Blended Cloud Environments â A Financial Services Use Case
By Damon Miller, Director of Technical Field Services
One of the most interesting trends in cloud computing is the emergence of “hybrid” solutions which span environments that were historically isolated from one another. A traditional data center offers finite capacity in support of business applications, but it is ultimately limited by obvious constraints (physical space, power, cooling, etc.). Virtualization has extended the runway a bit, effectively increasing density within the data center, however the physical limits remain. Cloud computing opens the door to huge pools of computing capacity worldwide. This “infinite” capacity is proving tremendously compelling to IT organizations, providing on-demand access to resources to meet short and long-term needs. The emerging challenge is integration—combining these disparate environments to provide a seamless and secure platform for computing services. CloudSwitch provides a software solution that allows users to extend a data center environment into the public cloud securely without modification of workloads or network configurations. I’d like to discuss a specific example of how CloudSwitch delivered a solution which spanned environments in a corporate data center and external cloud.
A large financial services company approached us some time ago with an ambitious plan to leverage cloud computing as a strategic initiative within the organization. Their goals were to reduce operating costs, improve responsiveness to the various business units, and differentiate themselves within the industry through technological innovation. Security was a fundamental requirement and a number of risk assessment groups were involved throughout the design and evaluation phases of the engagement. Finally, this company also wanted to leverage a traditional colo environment from their cloud vendor to provide high-speed access to shared storage while also supporting their traffic monitoring equipment. After a period of technical diligence, we established a reference architecture which satisfied all internal security requirements while remaining true to the fundamental goal of moving to a dynamic cloud environment. The result was a true realization of the hybrid model.
In the customer’s reference architecture, there are three primary components:
- Internal data center environment hosting the CloudSwitch Appliance (CSA)

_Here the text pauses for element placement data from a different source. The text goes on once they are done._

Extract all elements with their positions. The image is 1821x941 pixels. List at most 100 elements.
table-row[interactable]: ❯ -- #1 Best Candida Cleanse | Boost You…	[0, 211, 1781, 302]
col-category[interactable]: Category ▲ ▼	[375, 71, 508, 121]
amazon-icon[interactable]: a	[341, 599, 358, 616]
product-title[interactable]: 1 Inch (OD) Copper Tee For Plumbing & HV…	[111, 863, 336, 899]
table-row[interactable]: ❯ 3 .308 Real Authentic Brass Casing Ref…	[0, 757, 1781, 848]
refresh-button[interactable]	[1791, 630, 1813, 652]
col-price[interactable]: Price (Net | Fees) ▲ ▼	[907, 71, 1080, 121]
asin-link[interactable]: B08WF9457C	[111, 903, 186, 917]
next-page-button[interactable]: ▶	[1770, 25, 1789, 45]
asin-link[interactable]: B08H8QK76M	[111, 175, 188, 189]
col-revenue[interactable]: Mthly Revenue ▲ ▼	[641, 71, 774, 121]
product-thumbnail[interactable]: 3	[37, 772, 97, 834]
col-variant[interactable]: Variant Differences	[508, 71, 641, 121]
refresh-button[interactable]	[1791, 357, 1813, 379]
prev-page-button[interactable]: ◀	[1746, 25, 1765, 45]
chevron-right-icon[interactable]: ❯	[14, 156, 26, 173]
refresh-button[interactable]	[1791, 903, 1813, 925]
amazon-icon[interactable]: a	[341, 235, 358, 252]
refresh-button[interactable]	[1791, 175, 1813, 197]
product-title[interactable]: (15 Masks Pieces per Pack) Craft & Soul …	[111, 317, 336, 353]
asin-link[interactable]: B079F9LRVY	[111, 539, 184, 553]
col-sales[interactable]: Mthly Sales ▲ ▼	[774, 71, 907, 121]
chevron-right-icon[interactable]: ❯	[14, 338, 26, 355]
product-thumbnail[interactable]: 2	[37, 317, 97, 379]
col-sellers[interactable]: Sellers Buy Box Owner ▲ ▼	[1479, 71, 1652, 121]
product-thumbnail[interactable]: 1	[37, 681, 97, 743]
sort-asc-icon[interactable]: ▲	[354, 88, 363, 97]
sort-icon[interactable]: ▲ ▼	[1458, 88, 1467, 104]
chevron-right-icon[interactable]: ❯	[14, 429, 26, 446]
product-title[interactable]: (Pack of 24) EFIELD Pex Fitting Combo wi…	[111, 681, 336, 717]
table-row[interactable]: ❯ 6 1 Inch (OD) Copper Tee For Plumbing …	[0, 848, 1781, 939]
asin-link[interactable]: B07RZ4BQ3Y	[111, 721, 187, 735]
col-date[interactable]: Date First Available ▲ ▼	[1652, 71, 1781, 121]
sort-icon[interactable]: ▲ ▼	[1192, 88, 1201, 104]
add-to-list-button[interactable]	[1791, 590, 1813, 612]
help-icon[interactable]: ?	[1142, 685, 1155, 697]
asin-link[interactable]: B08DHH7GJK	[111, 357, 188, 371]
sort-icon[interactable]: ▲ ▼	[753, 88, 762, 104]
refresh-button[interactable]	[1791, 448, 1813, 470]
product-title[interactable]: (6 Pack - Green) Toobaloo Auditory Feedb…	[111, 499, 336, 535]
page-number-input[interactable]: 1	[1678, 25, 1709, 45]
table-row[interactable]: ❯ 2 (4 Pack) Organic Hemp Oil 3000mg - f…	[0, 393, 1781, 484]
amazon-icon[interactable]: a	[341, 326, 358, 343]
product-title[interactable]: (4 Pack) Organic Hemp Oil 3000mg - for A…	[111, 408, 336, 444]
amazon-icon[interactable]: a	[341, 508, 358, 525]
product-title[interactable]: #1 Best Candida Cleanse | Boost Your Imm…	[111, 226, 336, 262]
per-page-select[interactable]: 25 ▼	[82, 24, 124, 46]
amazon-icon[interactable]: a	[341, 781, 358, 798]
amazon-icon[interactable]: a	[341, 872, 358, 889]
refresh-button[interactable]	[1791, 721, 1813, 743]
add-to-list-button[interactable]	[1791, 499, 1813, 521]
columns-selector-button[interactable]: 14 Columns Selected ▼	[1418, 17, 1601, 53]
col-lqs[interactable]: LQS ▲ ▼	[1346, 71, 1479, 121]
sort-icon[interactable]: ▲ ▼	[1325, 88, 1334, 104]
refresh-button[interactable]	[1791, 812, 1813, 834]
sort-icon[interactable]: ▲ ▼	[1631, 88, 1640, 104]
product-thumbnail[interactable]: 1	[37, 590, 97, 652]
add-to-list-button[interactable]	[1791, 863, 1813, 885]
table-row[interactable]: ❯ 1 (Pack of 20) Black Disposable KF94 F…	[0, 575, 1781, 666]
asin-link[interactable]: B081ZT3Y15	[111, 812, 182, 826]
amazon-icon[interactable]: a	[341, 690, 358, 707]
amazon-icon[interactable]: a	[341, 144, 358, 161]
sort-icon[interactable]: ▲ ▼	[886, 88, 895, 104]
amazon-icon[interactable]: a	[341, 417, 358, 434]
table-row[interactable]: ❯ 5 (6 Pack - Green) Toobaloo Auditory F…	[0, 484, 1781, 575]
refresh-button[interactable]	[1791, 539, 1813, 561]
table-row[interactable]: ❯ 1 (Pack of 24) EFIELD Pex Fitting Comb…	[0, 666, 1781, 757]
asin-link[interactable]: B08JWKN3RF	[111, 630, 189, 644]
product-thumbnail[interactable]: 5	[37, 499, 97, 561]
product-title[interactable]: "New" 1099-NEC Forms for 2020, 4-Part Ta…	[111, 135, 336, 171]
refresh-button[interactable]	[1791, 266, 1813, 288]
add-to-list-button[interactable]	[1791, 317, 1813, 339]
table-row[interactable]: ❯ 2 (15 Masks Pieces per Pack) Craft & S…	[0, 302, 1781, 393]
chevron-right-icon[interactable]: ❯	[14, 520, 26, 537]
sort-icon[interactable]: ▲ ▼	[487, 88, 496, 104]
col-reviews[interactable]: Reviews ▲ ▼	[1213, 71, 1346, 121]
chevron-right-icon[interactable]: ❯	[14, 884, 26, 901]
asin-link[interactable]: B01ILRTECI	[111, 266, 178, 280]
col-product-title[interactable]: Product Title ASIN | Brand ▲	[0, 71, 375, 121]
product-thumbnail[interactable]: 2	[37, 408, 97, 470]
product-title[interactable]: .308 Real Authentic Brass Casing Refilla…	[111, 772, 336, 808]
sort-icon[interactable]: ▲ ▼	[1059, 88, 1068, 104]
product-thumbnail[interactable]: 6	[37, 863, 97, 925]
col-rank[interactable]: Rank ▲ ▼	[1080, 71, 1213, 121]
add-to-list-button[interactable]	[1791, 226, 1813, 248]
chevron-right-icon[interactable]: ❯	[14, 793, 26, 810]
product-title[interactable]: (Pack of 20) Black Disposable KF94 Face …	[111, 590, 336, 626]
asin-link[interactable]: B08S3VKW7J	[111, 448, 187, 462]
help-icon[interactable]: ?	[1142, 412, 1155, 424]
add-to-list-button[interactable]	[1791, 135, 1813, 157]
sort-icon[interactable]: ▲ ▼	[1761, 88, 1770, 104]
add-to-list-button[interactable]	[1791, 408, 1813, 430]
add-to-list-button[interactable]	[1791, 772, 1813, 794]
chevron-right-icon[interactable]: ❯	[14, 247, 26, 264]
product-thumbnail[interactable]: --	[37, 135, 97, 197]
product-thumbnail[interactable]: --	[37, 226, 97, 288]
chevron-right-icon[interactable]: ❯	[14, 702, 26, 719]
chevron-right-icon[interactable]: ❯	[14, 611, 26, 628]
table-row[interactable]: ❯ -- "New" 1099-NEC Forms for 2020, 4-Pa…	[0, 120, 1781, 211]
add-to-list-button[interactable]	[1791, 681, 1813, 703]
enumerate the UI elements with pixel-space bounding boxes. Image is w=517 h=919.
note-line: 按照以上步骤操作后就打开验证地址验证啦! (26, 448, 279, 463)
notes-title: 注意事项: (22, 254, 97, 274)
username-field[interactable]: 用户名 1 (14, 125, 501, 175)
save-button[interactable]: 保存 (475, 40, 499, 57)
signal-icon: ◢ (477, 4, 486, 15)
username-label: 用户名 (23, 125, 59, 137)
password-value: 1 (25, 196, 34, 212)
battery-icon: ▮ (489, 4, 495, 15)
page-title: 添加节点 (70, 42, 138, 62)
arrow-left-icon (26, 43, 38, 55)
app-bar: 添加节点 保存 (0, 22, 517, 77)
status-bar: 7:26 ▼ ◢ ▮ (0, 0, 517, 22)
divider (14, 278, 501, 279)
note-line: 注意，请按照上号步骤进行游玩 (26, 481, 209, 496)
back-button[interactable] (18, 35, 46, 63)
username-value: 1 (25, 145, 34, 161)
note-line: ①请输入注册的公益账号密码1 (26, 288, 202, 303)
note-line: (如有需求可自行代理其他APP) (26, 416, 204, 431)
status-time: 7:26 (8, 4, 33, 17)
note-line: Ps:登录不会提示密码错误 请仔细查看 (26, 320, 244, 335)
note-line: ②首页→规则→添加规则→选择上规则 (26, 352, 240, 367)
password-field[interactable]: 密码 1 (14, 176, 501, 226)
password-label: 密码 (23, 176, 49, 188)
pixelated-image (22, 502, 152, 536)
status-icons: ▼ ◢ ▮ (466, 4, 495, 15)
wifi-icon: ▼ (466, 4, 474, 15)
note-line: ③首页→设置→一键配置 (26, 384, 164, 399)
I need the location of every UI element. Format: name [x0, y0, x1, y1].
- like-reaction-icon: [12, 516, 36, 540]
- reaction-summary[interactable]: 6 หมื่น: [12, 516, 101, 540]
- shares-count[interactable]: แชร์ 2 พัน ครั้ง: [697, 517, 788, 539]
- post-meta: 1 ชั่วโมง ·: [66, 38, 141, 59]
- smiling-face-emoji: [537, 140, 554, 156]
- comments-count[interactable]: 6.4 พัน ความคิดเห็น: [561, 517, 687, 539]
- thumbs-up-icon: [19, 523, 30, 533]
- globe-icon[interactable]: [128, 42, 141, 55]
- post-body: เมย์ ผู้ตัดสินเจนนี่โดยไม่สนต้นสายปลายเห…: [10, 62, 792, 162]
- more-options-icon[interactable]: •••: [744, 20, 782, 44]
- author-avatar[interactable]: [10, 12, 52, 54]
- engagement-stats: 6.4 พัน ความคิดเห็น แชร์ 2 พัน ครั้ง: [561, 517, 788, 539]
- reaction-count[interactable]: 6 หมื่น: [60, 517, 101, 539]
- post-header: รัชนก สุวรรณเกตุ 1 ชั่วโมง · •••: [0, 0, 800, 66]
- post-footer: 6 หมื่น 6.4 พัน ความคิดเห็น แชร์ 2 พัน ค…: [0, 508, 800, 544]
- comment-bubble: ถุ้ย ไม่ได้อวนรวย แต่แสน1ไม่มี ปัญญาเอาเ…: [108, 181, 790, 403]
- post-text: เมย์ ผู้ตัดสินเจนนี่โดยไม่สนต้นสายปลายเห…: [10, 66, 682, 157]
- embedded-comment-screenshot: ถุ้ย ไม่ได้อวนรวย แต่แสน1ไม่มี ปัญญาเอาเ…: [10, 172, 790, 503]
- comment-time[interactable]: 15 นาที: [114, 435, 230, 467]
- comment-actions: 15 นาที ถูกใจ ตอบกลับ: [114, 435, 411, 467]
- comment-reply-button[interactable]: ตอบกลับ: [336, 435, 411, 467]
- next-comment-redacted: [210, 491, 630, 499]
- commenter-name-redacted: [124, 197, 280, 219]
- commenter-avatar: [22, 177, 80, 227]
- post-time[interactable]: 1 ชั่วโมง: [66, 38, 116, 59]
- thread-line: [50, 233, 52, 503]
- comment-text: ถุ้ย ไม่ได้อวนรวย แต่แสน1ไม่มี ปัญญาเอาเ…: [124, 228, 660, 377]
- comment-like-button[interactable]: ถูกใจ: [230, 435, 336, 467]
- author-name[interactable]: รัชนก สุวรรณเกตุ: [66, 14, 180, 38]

- Private colo environment hosting the CloudSwitch Instance (CSI) and CloudSwitch Datapath (CSD) as well as shared storage for cloud instances
- Public cloud environment hosting customer workloads
The CloudSwitch Appliance is deployed into the customer’s data center environment to allow central management of one or more colo environments. Each of these environments supports an isolated cloud deployment, for example for a particular business unit. CloudSwitch’s virtual switch and bridge components are implemented for high-speed connectivity between cloud servers and shared storage. Finally, the public cloud environment is used to host actual customer workloads (operating systems). Network communication and local storage are protected through CloudSwitch’s secure overlay network and transparent disk encryption functionality.
This approach yields several benefits:
- Multiple instances of this dedicated environment can be independently deployed to support different business units
- High-speed access to the enterprise cloud environment is available since the colo environment is physically located in the same facility
- Physical infrastructure can be deployed into the colo environment in support of cloud servers—for example, shared storage devices
- Dedicated firewalls can be deployed and traffic inspection is possible, satisfying the security groups’ requirements
The reference architecture supports the organization’s high-level goals while remaining compliant with all existing security and regulatory requirements. Cloud servers have high-speed access to shared storage as a result of the colo deployment alongside the public cloud environment. All network traffic and storage is encrypted automatically through CloudSwitch’s security capabilities, and through CloudSwitch’s role-based access controls (RBAC) the security team has centralized control over who is able to access each cloud environment. The end result is a deployment model which truly implements a hybrid environment combining resources from the public cloud with traditional colo resources to deliver a secure, scalable platform for dynamic computing.